Members of the panel pointed out the ways in which European Water Stewardship (EWS) looks at businesses as a leading actor to stimulate sustainable water management, along the value chain and in the sphere of influence around their production sites. Already, large corporations in disaster prone areas are using EWS to define their water risk management strategies. As part of the standard requirements, they cooperate with their river basin stakeholders. The application of EWS in disaster prone areas is no longer with the corporations only, but also part of a broader approach to be developed and piloted.

Moving from principles to practice

The conceptual attractiveness of a paradigm is not enough.
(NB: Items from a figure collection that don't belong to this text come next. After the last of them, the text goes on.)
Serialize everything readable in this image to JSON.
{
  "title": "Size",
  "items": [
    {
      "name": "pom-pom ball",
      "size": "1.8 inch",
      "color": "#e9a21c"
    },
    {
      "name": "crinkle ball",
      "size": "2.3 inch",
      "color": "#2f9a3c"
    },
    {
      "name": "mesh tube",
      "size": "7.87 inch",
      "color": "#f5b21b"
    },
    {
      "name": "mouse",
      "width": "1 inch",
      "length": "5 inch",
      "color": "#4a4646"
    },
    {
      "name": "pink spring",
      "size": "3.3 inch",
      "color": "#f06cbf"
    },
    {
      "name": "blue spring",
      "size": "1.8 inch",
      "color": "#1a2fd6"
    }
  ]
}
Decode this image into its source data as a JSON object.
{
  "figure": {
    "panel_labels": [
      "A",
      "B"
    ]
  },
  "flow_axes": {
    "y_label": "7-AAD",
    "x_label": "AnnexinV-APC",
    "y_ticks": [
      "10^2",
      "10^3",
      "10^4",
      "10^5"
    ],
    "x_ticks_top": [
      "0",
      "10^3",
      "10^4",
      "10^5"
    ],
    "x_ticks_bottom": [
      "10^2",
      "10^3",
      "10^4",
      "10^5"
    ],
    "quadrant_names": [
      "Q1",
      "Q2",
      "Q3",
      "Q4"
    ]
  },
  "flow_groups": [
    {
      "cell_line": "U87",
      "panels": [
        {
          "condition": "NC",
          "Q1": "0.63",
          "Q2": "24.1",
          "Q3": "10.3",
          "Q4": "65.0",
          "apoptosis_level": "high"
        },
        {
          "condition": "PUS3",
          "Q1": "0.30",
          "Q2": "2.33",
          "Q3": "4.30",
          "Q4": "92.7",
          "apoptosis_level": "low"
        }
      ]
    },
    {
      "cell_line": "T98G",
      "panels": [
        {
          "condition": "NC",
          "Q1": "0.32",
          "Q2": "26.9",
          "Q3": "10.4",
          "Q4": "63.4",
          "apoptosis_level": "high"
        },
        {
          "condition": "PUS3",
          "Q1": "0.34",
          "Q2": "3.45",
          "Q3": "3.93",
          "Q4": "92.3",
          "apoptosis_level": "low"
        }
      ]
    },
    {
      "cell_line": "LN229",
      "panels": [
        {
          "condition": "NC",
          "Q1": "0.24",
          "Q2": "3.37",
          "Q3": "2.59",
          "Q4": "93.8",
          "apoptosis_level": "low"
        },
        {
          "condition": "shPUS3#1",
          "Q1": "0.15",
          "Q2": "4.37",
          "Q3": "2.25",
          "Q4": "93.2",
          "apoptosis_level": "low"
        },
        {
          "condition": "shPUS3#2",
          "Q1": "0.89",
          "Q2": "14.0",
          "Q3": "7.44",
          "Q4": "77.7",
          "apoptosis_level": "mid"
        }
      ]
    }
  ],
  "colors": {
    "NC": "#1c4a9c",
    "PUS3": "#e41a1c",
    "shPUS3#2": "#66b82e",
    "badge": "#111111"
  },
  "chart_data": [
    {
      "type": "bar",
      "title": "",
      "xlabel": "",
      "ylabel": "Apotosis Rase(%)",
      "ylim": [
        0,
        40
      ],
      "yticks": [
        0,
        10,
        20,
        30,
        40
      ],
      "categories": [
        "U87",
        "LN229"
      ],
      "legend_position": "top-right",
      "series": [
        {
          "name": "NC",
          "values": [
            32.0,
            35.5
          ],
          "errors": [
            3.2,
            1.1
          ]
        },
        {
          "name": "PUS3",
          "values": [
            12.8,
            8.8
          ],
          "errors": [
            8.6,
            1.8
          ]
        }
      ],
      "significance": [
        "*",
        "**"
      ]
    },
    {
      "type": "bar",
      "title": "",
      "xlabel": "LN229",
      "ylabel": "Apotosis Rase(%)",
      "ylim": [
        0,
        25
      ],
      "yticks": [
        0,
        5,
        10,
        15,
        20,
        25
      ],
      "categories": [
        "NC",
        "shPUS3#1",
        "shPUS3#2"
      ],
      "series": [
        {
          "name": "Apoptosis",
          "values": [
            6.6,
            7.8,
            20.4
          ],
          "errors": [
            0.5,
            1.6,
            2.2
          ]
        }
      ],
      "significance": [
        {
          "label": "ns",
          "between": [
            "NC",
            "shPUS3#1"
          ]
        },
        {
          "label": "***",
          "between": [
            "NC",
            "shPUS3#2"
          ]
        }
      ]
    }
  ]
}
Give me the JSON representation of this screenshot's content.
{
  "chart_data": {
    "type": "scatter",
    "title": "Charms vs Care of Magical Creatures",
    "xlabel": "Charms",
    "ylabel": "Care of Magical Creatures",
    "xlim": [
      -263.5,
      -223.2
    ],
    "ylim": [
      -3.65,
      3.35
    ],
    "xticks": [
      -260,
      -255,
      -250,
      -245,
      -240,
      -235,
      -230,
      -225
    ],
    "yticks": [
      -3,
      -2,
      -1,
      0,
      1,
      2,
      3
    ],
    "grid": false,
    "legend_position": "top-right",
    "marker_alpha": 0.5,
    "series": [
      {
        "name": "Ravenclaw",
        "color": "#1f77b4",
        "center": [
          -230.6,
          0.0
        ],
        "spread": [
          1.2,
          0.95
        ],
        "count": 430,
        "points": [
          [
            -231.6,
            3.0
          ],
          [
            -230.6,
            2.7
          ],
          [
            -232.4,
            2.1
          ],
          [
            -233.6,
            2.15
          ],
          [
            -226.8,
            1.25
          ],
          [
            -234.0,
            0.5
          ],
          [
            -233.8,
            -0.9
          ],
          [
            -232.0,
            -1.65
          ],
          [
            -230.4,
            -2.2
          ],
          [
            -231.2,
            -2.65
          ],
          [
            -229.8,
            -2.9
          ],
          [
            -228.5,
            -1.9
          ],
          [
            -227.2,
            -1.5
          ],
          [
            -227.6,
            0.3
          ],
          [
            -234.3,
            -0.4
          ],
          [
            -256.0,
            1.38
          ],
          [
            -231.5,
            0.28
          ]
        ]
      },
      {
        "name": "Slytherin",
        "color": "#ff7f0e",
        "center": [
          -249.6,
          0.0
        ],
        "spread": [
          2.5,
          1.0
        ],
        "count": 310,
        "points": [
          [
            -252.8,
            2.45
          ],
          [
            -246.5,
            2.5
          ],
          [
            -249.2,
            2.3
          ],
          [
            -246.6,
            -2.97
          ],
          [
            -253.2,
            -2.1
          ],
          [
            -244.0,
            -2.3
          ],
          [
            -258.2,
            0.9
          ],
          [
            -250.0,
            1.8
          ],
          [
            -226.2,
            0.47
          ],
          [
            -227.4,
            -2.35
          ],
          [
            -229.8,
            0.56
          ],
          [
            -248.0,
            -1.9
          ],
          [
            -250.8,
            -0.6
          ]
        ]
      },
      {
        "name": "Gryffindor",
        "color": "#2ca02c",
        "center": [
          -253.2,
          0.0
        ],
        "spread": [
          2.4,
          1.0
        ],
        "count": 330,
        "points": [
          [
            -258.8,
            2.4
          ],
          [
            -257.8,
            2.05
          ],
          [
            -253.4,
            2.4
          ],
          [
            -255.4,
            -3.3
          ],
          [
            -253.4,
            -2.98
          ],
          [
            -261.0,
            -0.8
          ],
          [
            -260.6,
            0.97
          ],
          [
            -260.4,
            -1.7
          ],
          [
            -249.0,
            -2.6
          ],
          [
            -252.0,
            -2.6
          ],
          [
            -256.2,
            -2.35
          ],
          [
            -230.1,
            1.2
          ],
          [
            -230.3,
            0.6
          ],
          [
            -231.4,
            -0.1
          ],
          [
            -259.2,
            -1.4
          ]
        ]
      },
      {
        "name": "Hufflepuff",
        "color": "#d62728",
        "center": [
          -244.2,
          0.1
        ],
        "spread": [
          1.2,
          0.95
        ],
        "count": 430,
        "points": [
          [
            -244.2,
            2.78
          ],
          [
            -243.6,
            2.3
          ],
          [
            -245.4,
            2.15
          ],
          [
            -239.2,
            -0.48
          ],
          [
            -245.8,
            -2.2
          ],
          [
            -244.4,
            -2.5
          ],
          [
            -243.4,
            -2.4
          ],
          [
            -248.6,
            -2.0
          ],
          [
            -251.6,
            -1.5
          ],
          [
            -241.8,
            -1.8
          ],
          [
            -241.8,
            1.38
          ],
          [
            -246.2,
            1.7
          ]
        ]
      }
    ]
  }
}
It must be applicable in the real world.
We have to be mindful that given the diversity of sectors, institutions and stakeholders involved when operationalizing the concept of all-of-society engagement and partnership, this transition from principles to practice requires a sustained effort from all parts of society.

From the analyses of IWRM implementation that the Global Water Partnership has conducted in different regions of its constituency, we can deduce common denominators for putting the integrated and participatory approach into practice:

-       High-level political commitment and strategic vision is an absolute must.

-       Reforming institutional structures towards more integrated and participatory (water) governance requires a simultaneous ‘top-down’ and ‘bottom-up’ approach with strong leadership and long-term commitment at all administrative levels.

-       The participation of stakeholders has to be meaningful and occur at the different levels of governance in order to transform existing management cultures and practices.

The European Water Partnership is an example of functional multi-stakeholder partnership where there is wide recognition of the need to cooperate, preferably in a multi-disciplinary way. A good example are the European Innovation Partnerships (EIP’s), for instance on Water and on Raw Materials. They have proven ability to mobilise knowhow, speedup innovation and direct the research focus on areas most needed. Pre-conditional to these open partnerships is a lean-and-mean governance structure, where performance management is embedded in an awarding environment for accomplishments. Furthermore, a clear link with policy and subsidy schemes is increasing effectiveness and broad recognition as well.

[1] Sendai Framework for Disaster Risk Reduction 2015 – 2030. Adopted by the 3rd UN World Conference, March 2015.